In order to make use of the Linux "sort -n -r" command, you will need to output the (word, count) data into an ascii file with one pair per line. Then you can call sort and "head -500" from the command line (or using system commands within your program).
Test your program by calculating the top 500 words for both books above. Hopefully the lists will be very similar, but we can expect some differences. What is the first word that is different? Save the top 50 words for both books for your printed report, but send in the top 500 in your online submission.
Test your program to check that it operates correctly for all of the requirements listed above. Also check for the error handling capabilities of the code. Save your testing output in text files for submission on the program due date.

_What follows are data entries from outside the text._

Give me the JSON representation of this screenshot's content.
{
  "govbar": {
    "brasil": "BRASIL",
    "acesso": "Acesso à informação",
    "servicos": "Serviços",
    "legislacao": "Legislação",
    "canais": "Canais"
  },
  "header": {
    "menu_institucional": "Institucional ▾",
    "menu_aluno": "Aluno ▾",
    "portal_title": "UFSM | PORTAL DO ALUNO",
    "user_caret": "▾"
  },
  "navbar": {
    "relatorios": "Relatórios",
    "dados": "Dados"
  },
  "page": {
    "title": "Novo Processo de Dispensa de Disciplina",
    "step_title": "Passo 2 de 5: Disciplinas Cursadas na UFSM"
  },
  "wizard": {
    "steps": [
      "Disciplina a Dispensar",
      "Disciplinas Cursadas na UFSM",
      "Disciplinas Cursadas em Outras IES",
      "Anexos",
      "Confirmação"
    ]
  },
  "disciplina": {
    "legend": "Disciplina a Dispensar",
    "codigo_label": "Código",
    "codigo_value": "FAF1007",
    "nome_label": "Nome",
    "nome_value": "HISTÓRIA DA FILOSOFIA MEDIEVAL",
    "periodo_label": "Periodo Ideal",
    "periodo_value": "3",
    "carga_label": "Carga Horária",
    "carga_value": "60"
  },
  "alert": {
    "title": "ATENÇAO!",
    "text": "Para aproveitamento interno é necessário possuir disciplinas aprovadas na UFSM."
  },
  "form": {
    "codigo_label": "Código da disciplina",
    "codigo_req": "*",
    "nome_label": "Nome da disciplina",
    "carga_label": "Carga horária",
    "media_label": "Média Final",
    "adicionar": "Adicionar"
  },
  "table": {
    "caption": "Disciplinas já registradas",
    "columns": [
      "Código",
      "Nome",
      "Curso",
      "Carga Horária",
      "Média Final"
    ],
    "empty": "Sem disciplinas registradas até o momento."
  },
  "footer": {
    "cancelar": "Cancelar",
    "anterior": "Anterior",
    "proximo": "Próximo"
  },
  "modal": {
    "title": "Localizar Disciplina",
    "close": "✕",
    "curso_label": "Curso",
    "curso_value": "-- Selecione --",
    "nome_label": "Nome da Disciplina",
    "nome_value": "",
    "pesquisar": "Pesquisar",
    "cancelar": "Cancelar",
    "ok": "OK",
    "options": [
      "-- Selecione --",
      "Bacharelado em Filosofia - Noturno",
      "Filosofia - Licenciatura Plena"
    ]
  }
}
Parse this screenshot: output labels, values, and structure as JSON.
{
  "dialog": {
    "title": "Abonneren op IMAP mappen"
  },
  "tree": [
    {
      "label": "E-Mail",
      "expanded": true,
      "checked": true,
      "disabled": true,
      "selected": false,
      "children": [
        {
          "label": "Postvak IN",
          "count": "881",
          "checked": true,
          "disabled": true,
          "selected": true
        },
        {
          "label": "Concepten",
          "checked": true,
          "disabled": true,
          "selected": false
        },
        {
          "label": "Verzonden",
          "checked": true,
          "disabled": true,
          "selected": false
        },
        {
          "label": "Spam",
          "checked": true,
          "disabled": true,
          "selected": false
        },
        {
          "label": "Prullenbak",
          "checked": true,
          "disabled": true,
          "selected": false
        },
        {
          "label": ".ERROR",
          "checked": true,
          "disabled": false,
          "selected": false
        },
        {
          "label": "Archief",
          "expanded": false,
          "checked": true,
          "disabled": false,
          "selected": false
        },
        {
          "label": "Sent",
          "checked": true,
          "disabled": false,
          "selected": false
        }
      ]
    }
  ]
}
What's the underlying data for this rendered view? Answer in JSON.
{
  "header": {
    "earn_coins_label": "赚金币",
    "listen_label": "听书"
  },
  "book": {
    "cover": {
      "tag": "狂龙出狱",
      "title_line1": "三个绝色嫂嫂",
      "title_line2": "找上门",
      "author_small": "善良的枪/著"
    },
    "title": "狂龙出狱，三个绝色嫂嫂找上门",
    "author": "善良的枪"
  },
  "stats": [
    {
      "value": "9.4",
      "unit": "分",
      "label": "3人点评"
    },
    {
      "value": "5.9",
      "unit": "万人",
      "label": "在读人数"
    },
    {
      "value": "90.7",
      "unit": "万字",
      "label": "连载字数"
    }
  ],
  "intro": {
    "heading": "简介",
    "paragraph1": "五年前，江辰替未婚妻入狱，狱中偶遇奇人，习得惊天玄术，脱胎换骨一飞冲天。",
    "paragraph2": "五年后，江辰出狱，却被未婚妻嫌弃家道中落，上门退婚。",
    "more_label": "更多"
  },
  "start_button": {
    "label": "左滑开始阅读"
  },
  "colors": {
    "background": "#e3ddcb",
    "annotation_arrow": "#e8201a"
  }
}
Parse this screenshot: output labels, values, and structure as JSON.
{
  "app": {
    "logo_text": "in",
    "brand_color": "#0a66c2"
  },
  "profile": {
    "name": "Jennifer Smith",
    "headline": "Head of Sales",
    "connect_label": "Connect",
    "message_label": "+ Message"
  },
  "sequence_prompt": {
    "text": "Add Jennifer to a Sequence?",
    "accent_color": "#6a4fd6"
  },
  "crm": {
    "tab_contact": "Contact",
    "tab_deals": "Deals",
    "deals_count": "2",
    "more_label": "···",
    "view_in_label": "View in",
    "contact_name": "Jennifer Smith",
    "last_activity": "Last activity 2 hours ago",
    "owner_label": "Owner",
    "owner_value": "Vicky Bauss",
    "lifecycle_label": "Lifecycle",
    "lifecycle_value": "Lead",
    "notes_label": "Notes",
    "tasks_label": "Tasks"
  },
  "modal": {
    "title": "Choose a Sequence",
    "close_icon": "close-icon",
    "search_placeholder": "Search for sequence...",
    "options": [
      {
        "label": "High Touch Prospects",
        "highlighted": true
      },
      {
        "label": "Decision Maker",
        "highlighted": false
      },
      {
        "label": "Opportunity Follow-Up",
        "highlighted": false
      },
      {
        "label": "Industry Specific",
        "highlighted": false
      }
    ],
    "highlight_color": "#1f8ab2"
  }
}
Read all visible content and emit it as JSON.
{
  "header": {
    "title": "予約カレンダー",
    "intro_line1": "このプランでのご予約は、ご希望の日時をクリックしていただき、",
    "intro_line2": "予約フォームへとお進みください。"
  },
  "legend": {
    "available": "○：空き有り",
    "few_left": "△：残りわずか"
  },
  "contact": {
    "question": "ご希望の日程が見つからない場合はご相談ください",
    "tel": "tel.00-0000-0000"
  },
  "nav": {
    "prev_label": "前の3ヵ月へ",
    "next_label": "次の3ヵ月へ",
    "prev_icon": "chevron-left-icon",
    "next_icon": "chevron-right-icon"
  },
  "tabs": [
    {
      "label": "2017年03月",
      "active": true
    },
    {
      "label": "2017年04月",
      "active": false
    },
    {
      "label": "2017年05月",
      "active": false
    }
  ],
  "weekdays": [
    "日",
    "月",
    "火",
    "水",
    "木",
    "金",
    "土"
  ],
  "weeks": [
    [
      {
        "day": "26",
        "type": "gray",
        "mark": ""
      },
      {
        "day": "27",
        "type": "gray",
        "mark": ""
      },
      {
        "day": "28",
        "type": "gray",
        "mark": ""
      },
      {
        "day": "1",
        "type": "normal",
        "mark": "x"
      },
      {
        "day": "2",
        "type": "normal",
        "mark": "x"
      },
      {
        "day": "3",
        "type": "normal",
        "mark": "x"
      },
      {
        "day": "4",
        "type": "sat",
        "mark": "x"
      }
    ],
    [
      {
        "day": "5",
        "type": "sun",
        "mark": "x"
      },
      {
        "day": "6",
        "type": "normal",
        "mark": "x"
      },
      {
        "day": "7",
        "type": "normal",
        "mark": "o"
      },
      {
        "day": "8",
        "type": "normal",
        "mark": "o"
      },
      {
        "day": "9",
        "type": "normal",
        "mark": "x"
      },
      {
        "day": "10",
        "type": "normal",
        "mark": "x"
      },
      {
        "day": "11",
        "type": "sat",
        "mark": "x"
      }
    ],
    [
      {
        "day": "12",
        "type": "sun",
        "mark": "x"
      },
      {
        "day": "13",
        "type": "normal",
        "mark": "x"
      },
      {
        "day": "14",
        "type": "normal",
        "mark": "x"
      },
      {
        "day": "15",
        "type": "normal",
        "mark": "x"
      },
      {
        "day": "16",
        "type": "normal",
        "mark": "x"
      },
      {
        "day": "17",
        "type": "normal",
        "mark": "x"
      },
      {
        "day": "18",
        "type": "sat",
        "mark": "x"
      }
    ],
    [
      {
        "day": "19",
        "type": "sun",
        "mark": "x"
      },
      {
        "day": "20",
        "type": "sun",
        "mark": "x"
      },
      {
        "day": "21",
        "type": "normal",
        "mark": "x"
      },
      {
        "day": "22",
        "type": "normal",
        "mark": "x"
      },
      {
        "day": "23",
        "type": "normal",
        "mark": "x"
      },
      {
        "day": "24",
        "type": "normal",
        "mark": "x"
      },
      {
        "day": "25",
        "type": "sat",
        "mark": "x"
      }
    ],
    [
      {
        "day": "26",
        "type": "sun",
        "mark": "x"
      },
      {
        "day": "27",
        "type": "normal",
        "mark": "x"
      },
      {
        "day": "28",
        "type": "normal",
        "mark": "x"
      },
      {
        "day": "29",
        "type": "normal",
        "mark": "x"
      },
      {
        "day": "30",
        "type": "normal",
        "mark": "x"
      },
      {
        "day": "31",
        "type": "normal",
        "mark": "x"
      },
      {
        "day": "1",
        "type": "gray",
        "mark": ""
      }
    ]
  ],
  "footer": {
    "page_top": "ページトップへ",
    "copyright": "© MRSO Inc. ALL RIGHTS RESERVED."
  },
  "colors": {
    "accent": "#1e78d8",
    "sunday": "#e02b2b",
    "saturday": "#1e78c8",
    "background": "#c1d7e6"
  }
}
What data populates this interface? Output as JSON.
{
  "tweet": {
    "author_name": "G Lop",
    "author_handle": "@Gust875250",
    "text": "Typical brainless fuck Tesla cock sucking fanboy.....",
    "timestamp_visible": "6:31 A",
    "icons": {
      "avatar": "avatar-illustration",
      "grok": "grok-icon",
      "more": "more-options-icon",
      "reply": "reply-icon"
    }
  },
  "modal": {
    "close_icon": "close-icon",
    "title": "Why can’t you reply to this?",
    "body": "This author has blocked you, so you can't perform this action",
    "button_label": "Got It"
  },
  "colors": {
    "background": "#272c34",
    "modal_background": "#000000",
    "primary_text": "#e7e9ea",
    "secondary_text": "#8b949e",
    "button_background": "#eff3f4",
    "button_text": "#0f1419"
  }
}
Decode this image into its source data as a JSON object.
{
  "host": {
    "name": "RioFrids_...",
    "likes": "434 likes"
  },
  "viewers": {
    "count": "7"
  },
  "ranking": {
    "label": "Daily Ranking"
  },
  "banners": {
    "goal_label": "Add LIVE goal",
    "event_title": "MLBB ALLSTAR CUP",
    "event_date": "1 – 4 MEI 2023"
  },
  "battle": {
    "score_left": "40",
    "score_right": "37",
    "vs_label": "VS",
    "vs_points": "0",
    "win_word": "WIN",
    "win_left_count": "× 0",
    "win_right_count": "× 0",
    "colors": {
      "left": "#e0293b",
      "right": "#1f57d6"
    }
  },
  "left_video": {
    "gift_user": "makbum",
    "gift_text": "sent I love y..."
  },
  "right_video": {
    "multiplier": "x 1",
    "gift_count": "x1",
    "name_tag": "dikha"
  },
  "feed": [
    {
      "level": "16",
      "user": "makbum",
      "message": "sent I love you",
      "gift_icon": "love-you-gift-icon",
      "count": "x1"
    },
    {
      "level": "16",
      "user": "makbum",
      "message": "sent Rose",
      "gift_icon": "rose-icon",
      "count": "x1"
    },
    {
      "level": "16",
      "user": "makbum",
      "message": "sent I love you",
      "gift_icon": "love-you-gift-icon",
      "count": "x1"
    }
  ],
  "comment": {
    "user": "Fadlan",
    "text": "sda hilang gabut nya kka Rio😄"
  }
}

When you have completed your C++ program, write a short report (less than one page long) describing what the objectives were, what you did, and the status of the program. Does it work properly for all test cases? Are there any known problems? Save this report in a separate text file to be submitted electronically.
In this class, we will be using electronic project submission to make sure that all students hand their programming projects and labs on time, and to perform automatic analysis of all programs that are submitted. When you have completed the tasks above go to the class web site to "submit" your documentation, C++ program, and testing files.
The dates on your electronic submission will be used to verify that you met the due date above. All late projects will receive reduced credit (50% off if less than 24 hours late, no credit if more than 24 hours late), so hand in your best effort on the due date.
You should also PRINT a copy of these files and hand them into your teaching assistant in your next lab. Include a title page which has your name and uaid, and attach your hand written design notes from above.